Just a fortnight ago, Russia alluded to a particular course of action the country could take when speaking to Finland on the context of the latter’s NATO membership, which Putin was opposed to- and understandably so.
But just what did one see?
The moment Finland applied for a NATO membership, Russia responded by cutting down all the gas supplies to the Sanna Marin-led country. Thankfully, there was no military offensive from Russia’s end.
Though, truth be told, such a stroke of luck may not favour Germany, a country clearly aware of the extent to which an irksome Russia can go in a bid to wreak havoc.
As a matter of fact, it was only a few hours ago where Russia clearly leveled a warning against both France and Germany regarding the two extending arms support to Ukraine, clearly Russia’s enemy.
So against that background, who knows what may happen to Germany in the course of the imminent future? While a military offensive may not obviously be the most rational course of action to take, you just never know with Russia- do you?
Though, what is known from Germany’s perspective is that the Olaf Scholz-led country is leaving nothing to chance should it actually encounter, in even the unlikeliest of circumstances, some form of Russian offensive.

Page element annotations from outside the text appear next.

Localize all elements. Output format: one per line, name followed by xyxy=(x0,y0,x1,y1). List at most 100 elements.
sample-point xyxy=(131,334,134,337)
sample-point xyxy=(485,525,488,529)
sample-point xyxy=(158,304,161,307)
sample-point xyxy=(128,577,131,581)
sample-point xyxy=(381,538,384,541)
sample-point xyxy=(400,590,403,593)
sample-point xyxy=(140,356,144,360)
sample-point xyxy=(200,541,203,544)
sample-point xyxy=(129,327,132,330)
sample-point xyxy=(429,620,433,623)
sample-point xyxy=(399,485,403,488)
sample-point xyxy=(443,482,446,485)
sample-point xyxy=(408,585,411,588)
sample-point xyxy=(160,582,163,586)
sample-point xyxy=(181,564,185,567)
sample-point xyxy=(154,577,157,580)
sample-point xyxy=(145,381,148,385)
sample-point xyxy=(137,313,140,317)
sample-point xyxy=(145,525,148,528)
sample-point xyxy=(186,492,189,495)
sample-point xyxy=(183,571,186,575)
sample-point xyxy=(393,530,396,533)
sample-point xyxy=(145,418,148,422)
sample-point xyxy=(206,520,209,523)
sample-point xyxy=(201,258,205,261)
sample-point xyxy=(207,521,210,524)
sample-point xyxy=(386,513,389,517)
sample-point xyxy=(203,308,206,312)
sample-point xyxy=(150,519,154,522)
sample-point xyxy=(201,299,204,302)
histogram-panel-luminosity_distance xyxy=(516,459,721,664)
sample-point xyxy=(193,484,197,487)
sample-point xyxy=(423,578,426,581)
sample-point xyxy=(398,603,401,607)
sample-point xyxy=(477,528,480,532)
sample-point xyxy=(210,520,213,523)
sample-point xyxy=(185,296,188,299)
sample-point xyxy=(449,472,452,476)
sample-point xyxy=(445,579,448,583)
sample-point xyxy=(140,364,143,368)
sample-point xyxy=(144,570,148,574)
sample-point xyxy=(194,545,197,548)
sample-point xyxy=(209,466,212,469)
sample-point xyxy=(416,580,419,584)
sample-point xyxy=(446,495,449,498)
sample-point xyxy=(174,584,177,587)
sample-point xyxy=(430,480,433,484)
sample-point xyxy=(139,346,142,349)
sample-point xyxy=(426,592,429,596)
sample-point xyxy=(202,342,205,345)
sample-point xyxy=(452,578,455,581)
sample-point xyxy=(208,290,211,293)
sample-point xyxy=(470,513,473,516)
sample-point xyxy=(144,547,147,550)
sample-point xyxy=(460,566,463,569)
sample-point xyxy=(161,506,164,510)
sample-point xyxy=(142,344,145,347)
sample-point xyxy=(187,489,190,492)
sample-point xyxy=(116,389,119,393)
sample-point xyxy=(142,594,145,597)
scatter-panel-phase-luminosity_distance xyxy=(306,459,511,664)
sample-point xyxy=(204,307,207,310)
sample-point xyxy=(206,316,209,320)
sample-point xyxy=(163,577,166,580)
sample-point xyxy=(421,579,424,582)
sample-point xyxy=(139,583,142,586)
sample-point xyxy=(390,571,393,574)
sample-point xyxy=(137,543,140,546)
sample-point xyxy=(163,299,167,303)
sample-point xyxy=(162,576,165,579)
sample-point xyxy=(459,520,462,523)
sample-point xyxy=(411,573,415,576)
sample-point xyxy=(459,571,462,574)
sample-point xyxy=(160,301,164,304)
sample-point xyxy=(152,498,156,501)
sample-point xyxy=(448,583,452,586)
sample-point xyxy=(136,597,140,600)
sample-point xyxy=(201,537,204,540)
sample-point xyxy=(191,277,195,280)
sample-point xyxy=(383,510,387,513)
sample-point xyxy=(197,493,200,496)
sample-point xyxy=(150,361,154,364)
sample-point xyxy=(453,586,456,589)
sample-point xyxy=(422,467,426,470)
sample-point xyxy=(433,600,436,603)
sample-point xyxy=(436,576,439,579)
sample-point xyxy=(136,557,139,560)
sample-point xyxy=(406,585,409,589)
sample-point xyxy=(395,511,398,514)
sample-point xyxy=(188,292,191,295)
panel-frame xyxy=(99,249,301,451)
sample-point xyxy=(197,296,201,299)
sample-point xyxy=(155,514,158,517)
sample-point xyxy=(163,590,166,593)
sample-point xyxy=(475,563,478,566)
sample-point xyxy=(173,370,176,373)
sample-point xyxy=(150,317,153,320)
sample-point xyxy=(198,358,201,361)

This leads us to the question as to what preparations is Germany taking on at this point in time in its bid to safeguard itself from any sort of military threat that Russia may undertake since the Putin-land isn’t too impressed with the strongman of Western Europe where it stands now.
The following is what one of Germany’s stand out news platforms in DW had to report on the subject and it’s honestly worth taking a note of:
Germany’s coalition government and the conservative CDU/CSU alliance on Sunday agreed on the details of a €100 billion ($107 billion) boost to the country’s military spending.
After more than three hours of talks in Berlin, both sides finalized the plan to create a special fund for the armed forces.
Defense Minister Christine Lambrecht called it an “urgently needed step.” In a statement posted to Twitter, she said: “Finally, we can equip our troops as they deserve and as they urgently need to ensure national and alliance defense.”
The proposal needed a two-thirds majority in both parliamentary chambers, so Chancellor Olaf Scholz sought pre-approval from the center-right opposition parties.
But moving on, none of the above courses of action, could ever be rendered complete without taking into consideration that some changes at the constitution level may have to be taken.
So how’s that?
Fundamentally speaking, the boost that Germany is aiming for towards strengthening its military is no meager sum; it runs into €100 billion worth of new investment, which can be only pumped into the country’s first line of defence by way of creating a new fund.
But for that fund to be created, the country will have to amend its constitution that can allow its creation.
Furthermore, what will be required to set up this new fund, a separate law will have to be drafted, which will set out the details of this fund.
Lastly, this fund could last until the end of 2026 and that under Scholz, Germany is now ready to spend up to 2 percent of its GDP on defense spending. So that, in essence, is how serious is Deutschland about the threats being leveled by Russia!